LE MINISTRE DU REVENU NATIONAL,

intimé,

et

CHARLES-GUY LANGFORD

LES BATEAUX MADELEINE ENR.,

intervenant.

Appel entendu le 20 août 2001 aux Îles de la Madeleine (Québec) par

l'honorable juge Alain Tardif

Comparutions

Pour l'appelante :                                L'appelante elle-même

Avocat de l'intimé :                             Me Simon-Nicolas Crépin

          Pour l'intervenant :                     L'intervenant lui-même

JUGEMENT

L'appel est rejeté et la décision rendue par le Ministre est confirmée selon les motifs du jugement ci-joints.

Signé à Ottawa, Canada, ce 26e jour d'octobre 2001.

« Alain Tardif »

J.C.C.I.


Date : 20011026

Dossier : 2001-935(EI)

ENTRE :

NOËLLA POIRIER,

appelante,

et

LE MINISTRE DU REVENU NATIONAL,

intimé,

et

CHARLES -GUY LANGFORD s/n

LES BATEAUX MADELEINE ENR.,

intervenant.

MOTIFS DU JUGEMENT

Le juge Tardif, C.C.I.

[1]      Monsieur Charles-Guy Langford a comparu à titre d'intervenant, es-qualité d'employeur émetteur du relevé d'emploi à l'origine du présent appel.

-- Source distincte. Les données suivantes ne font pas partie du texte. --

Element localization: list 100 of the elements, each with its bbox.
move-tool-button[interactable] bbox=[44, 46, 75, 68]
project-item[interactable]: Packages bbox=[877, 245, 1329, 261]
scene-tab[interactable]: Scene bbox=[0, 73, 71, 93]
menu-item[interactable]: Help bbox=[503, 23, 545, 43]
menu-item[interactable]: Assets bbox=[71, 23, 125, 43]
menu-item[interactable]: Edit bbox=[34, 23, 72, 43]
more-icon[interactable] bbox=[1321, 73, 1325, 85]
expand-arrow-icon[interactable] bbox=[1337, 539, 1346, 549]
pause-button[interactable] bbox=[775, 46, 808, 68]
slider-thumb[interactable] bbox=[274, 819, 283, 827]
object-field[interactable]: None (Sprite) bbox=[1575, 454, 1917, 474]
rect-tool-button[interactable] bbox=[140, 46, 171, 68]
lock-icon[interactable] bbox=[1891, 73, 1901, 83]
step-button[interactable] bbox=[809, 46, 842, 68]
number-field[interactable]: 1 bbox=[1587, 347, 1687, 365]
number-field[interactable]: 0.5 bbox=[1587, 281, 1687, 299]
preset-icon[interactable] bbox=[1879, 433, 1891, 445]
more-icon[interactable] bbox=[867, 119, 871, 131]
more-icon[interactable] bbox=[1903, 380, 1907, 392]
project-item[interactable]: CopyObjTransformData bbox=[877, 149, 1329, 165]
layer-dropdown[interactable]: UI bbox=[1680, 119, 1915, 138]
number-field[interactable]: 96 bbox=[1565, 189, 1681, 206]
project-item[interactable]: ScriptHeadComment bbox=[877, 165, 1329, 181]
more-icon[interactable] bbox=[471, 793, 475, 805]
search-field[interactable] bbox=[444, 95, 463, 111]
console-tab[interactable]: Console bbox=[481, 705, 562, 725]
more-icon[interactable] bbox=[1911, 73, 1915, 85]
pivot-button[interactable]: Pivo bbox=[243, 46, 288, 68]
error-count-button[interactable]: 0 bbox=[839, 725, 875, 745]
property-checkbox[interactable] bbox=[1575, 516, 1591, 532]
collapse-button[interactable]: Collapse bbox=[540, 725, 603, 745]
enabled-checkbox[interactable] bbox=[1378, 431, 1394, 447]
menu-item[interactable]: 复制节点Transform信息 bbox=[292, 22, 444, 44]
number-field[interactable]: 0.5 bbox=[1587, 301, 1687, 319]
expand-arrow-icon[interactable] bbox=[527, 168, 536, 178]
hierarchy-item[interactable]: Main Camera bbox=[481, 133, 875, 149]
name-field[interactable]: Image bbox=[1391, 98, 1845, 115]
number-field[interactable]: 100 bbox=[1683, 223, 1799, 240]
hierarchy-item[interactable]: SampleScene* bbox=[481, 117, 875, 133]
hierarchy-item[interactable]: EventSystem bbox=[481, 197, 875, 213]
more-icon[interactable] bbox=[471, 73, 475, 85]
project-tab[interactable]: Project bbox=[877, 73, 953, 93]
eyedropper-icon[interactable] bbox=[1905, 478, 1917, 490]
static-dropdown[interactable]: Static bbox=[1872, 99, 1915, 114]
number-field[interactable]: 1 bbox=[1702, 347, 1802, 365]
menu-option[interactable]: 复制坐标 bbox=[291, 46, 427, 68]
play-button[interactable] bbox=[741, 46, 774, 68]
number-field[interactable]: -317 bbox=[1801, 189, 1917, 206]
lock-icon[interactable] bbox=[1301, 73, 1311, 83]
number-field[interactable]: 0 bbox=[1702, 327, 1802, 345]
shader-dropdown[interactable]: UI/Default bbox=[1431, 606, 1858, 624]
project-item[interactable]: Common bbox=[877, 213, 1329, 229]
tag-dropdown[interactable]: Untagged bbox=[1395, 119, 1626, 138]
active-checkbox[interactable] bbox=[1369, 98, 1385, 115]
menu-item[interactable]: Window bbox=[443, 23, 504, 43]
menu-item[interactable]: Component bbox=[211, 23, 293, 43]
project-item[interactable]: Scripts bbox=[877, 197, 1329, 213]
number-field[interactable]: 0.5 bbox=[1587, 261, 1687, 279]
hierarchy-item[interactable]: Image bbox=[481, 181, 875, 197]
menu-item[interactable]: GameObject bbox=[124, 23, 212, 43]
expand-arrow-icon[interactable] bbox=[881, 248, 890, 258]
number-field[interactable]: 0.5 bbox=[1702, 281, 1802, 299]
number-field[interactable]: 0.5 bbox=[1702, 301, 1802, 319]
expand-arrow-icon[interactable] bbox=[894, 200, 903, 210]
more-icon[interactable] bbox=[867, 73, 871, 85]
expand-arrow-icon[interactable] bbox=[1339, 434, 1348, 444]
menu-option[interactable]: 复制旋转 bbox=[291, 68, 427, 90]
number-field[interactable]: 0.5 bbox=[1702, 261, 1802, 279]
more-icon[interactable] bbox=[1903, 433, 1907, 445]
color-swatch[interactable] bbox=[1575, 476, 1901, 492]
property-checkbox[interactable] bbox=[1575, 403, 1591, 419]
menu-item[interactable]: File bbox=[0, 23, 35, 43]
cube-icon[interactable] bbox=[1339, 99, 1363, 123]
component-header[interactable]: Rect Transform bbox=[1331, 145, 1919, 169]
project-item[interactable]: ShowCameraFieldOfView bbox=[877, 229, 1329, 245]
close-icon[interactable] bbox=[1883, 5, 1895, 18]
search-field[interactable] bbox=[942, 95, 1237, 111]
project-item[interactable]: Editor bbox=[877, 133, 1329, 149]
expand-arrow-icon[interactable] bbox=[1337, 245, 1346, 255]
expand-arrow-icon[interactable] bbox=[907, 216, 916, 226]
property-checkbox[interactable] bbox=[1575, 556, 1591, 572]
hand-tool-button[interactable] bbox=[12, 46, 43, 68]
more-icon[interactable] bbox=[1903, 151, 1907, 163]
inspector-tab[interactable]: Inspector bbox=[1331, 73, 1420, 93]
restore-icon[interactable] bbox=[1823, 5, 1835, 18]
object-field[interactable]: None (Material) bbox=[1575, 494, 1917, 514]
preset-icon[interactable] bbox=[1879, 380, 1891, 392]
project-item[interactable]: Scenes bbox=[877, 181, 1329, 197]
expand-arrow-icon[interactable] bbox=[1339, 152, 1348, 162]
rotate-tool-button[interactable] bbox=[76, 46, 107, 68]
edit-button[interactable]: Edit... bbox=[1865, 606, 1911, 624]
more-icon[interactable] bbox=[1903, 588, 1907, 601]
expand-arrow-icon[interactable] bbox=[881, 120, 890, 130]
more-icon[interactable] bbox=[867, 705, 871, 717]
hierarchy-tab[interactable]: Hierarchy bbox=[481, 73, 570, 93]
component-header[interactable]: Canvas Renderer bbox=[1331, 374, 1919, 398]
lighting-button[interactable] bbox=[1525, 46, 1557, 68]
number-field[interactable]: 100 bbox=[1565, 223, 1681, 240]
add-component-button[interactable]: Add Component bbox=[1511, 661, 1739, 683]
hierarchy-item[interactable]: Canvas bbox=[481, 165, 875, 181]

[2]      Il s'agit d'un appel d'une détermination en date du 15 décembre 2000 concernant une prestation de travail effectué par l'appelante pour le compte et bénéfice de l'intervenant, son conjoint, du 19 juin au 14 juillet 2000.

[3]      Le travail décrit au relevé d'emploi a été exclu des emplois assurables à cause du lien de dépendance entre l'appelante et le payeur, conjoint de cette dernière, le tout conformément à la Loi sur l'assurance emploi, (la « Loi » ).

[4]      L'intimé s'est appuyé sur l'alinéa 5(2)i), le paragraphe 5(3) et sur l'article 93(3) de la Loi sur l'assurance emploi ainsi que sur les articles 251 et 252 de la Loi de l'impôt sur le revenu.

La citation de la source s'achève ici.